The difference between the US and the UK shootings, is that after children died in the UK because of lax gun laws, the Government took action. In 1988, after the massacre in Hungerford, Parliament responded by outlawing semi-automatic weapons and limiting the sales of some types of shotguns. Similarly, after the school shooting in Dunblane, more legislative bans on handguns and assault weapons were implemented and background checks were tightened.

According to data from the United Nations Office on Drugs and Crimes, presented in the Small Arms Survey collected by the Guardian, the US had 9,146 homicides by firearm in 2007, which was 60 per cent of all homicides. England and Wales by comparison had 41 homicides by firearm, which was 6.6 per cent of all homicides. In this survey the US had the highest gun ownership rate of any nation with 88 guns per 100 people. The second closest was Yemen, a nation torn with civil war, with 54.8 guns per 100 people. This shows that though the US is one of the most successful countries in the world in many ways, it is completely unsuccessful at agreeing on facts, or causality. Rather, both sides in politics have their own facts and opinions and refuse to reach any kind of middle ground.

I believe that there are multiple reasons for this, including unwillingness to concede to the changing times and the nature of bipartisan politics. One reason that it has been easier to reform gun control laws in the UK than in the US is because they don’t have a contract like the Constitution that some use as a tool to prevent change. Humanity and technology have evolved much in over 200 years since the Constitution was written, yet some insist on holding it to its every word and refuse to allow prudent change. The Second Amendment can’t be used as the only reason to have guns because we live in an entirely different world to the one it was written for.

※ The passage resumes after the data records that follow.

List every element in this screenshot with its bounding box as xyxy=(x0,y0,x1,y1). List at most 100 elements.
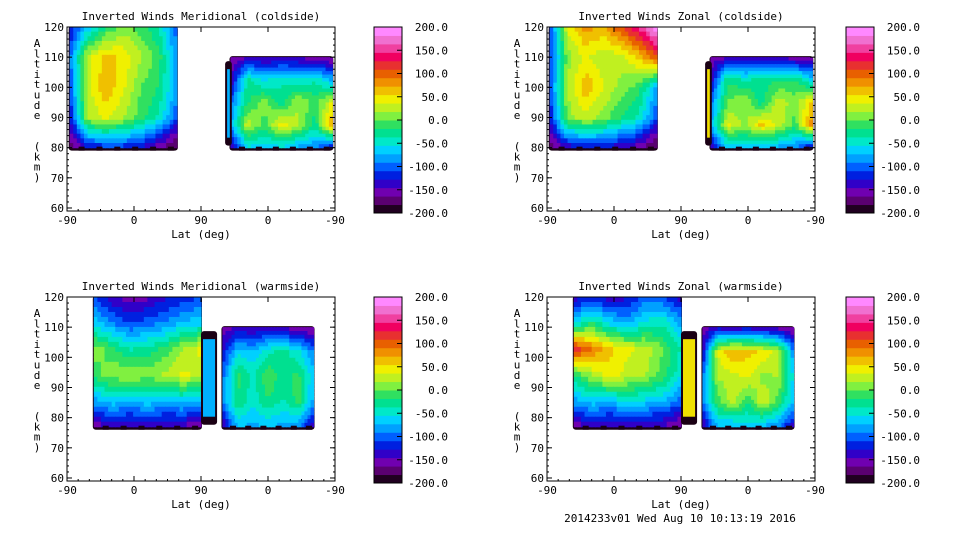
wind-cell xyxy=(603,78,608,84)
wind-cell xyxy=(318,116,323,121)
wind-cell xyxy=(268,388,272,393)
wind-cell xyxy=(592,105,597,112)
wind-cell xyxy=(585,119,590,126)
wind-cell xyxy=(617,133,622,139)
wind-cell xyxy=(246,338,251,344)
wind-cell xyxy=(734,98,739,104)
wind-cell xyxy=(144,138,149,144)
wind-cell xyxy=(271,64,276,69)
wind-cell xyxy=(159,45,164,51)
wind-cell xyxy=(289,392,293,397)
wind-cell xyxy=(713,78,718,83)
wind-cell xyxy=(307,384,312,390)
wind-cell xyxy=(556,45,561,51)
wind-cell xyxy=(301,342,306,347)
wind-cell xyxy=(73,129,78,135)
wind-cell xyxy=(140,401,145,408)
wind-cell xyxy=(69,105,74,112)
wind-cell xyxy=(168,326,174,333)
wind-cell xyxy=(143,366,148,373)
wind-cell xyxy=(628,143,633,149)
wind-cell xyxy=(754,140,759,145)
colorbar-swatch xyxy=(374,86,402,96)
wind-cell xyxy=(116,138,121,144)
wind-cell xyxy=(148,50,153,56)
wind-cell xyxy=(173,105,178,112)
wind-cell xyxy=(133,316,138,323)
wind-cell xyxy=(125,346,131,353)
wind-cell xyxy=(308,126,313,131)
wind-cell xyxy=(710,102,715,107)
wind-cell xyxy=(255,384,260,390)
wind-cell xyxy=(578,31,583,37)
wind-cell xyxy=(144,78,149,84)
wind-cell xyxy=(148,110,153,116)
wind-cell xyxy=(134,110,139,116)
wind-cell xyxy=(311,98,316,104)
wind-cell xyxy=(264,396,269,401)
wind-cell xyxy=(91,59,96,65)
colorbar-tick-label: 200.0 xyxy=(415,21,448,34)
wind-cell xyxy=(588,124,594,130)
wind-cell xyxy=(289,407,293,412)
wind-cell xyxy=(230,130,235,135)
wind-cell xyxy=(111,321,116,328)
wind-cell xyxy=(614,91,619,98)
wind-cell xyxy=(222,411,227,416)
wind-cell xyxy=(301,407,306,412)
wind-cell xyxy=(805,119,810,124)
wind-cell xyxy=(774,126,779,131)
wind-cell xyxy=(771,105,776,110)
wind-cell xyxy=(315,64,320,69)
wind-cell xyxy=(592,96,597,102)
wind-cell xyxy=(116,27,121,33)
wind-cell xyxy=(129,336,134,343)
wind-cell xyxy=(234,376,239,382)
wind-cell xyxy=(713,64,718,69)
wind-cell xyxy=(271,369,275,374)
wind-cell xyxy=(261,109,266,114)
wind-cell xyxy=(240,350,245,355)
wind-cell xyxy=(231,342,236,347)
wind-cell xyxy=(761,95,766,100)
wind-cell xyxy=(298,137,303,142)
wind-cell xyxy=(713,71,718,76)
wind-cell xyxy=(741,64,746,69)
wind-cell xyxy=(274,369,278,374)
wind-cell xyxy=(268,346,272,351)
wind-cell xyxy=(111,376,116,383)
wind-cell xyxy=(781,98,786,104)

Another problem with not only the gun control debate but American politics in general, that I have noticed in my time here in the UK, is that it is almost impossible for the US to get anything done with the two-party system as it is. Rather than coming together as a nation to solve political issues, we dig our heels into our parties’ sides and refuse to move. We won’t compromise. We won’t even really listen to each other. Political media becomes a show of who can get the American public to hate who the most.

After tragedies like the one in Orlando the first thing politicians do is use them to strengthen their party line and raise hate for the opposite side. It’s an unworkable system that the US keeps digging itself deeper and deeper into without realizing that their is another way. In the UK, the multitude of political parties permits for everyone’s voice to be heard. There may only be a few parties with most of the power, but at least there are more opportunities to have what you really care about represented and a possibility of creating change rather than discord.